Update on Parasite Control in Small Ruminants 2006

Addressing the Challenges Posed by Multiple-Drug Resistant Worms


  • Ray M. Kaplan Department of Infectious Diseases, College of Veterinary Medicine, University of Georgia, Athens, Georgia 30602




Gastrointestinal nematode, sheep, goats, drug resistant, anthelmintics, parasite control, small ruminant


Gastrointestinal nematode (GIN) parasites are the single most important health problem of sheep and goats. Traditionally, parasites have been controlled by frequent administration of anthelmintic drugs. However, the emergence of multiple-drug resistant parasites now threatens this paradigm of control and new approaches are required.
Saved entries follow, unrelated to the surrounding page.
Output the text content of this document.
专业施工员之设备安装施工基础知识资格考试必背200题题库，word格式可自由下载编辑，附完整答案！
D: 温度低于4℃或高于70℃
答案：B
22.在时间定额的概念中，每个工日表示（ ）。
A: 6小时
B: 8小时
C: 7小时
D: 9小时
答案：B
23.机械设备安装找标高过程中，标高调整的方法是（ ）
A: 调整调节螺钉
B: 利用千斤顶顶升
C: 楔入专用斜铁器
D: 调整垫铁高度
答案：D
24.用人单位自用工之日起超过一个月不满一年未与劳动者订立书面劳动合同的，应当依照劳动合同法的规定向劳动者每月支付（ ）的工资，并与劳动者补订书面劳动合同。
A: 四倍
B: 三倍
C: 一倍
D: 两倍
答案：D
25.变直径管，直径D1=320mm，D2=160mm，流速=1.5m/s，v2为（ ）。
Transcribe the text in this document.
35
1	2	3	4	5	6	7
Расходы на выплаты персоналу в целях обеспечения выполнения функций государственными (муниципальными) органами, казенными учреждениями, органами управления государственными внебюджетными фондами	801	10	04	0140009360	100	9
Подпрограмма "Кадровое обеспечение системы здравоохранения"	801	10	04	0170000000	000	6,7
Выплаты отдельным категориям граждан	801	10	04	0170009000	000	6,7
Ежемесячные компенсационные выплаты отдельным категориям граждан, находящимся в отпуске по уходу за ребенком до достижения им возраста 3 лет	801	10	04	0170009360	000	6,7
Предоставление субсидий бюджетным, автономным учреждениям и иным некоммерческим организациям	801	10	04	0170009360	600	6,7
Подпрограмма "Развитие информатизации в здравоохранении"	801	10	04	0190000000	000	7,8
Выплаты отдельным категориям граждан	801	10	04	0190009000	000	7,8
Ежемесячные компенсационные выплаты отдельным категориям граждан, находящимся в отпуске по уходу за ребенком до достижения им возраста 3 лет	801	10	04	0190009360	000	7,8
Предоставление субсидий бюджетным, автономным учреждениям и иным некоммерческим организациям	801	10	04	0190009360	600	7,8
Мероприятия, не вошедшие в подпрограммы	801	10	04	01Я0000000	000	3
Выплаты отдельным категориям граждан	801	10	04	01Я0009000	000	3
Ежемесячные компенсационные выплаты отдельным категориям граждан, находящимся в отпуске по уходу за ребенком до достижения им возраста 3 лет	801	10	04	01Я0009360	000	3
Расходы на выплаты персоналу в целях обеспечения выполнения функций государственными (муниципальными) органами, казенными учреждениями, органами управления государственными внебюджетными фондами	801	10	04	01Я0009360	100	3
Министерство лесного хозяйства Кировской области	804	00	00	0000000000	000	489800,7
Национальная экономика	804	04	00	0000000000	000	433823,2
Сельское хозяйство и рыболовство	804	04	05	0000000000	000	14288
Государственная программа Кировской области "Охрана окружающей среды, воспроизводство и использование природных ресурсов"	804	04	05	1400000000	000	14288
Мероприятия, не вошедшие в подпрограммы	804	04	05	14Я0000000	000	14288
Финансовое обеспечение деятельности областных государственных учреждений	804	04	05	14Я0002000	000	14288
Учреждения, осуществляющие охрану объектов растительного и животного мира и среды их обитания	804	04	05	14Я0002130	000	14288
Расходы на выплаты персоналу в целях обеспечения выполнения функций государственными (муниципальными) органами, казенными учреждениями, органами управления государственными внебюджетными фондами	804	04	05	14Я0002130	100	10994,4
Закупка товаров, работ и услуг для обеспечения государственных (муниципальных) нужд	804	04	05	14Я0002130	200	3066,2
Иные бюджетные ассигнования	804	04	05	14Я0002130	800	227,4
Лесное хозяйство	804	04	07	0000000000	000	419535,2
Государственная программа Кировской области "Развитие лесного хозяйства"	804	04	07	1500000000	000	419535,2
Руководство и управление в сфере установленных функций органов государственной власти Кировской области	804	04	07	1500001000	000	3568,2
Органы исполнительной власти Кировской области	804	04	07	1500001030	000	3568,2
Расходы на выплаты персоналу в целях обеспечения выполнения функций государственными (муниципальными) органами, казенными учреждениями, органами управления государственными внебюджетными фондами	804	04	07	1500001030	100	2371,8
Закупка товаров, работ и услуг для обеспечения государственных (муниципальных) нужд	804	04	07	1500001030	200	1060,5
Anthelmintics can no longer be thought of as an inexpensive management tool to be used as needed to maximize animal productivity. Instead anthelmintics must be thought of as extremely valuable and limited resources that should be used prudently. In response to this changing paradigm of anthelmintic use, new recommendations for parasite control have been proposed. The basis of this approach is to use the knowledge we have about the parasite, the animal, and the drugs to develop strategies that maximize the effectiveness of treatments while also decreasing the development of drug resistance. The term "Smart Drenching'' is often used to describe this approach to worm control. Due to the complexities ofinstituting such a program, successful implementation will only be possible with the help and active involvement of small ruminant veterinarians and other animal health professionals. Additionally, new innovative schemes using novel and sustainable approaches must be implemented. There are a number of new non-chemical technologies that will become increasingly important in GIN control programs both in the short and long term future. However, it is highly likely that any new technologies or developments in non-chemical GIN control methods will be less effective than chemical control has been (prior to emergence of drug resistant parasites). Therefore, as novel non-chemical control modalities become available and widely applied, anthelmintics will still be required for life-saving therapy when control fails. Unless veterinarians take an active and leading role in the education of small ruminant owners and help to implement these new approaches to parasite control, there may be no effective anthelmintics remaining when that time comes.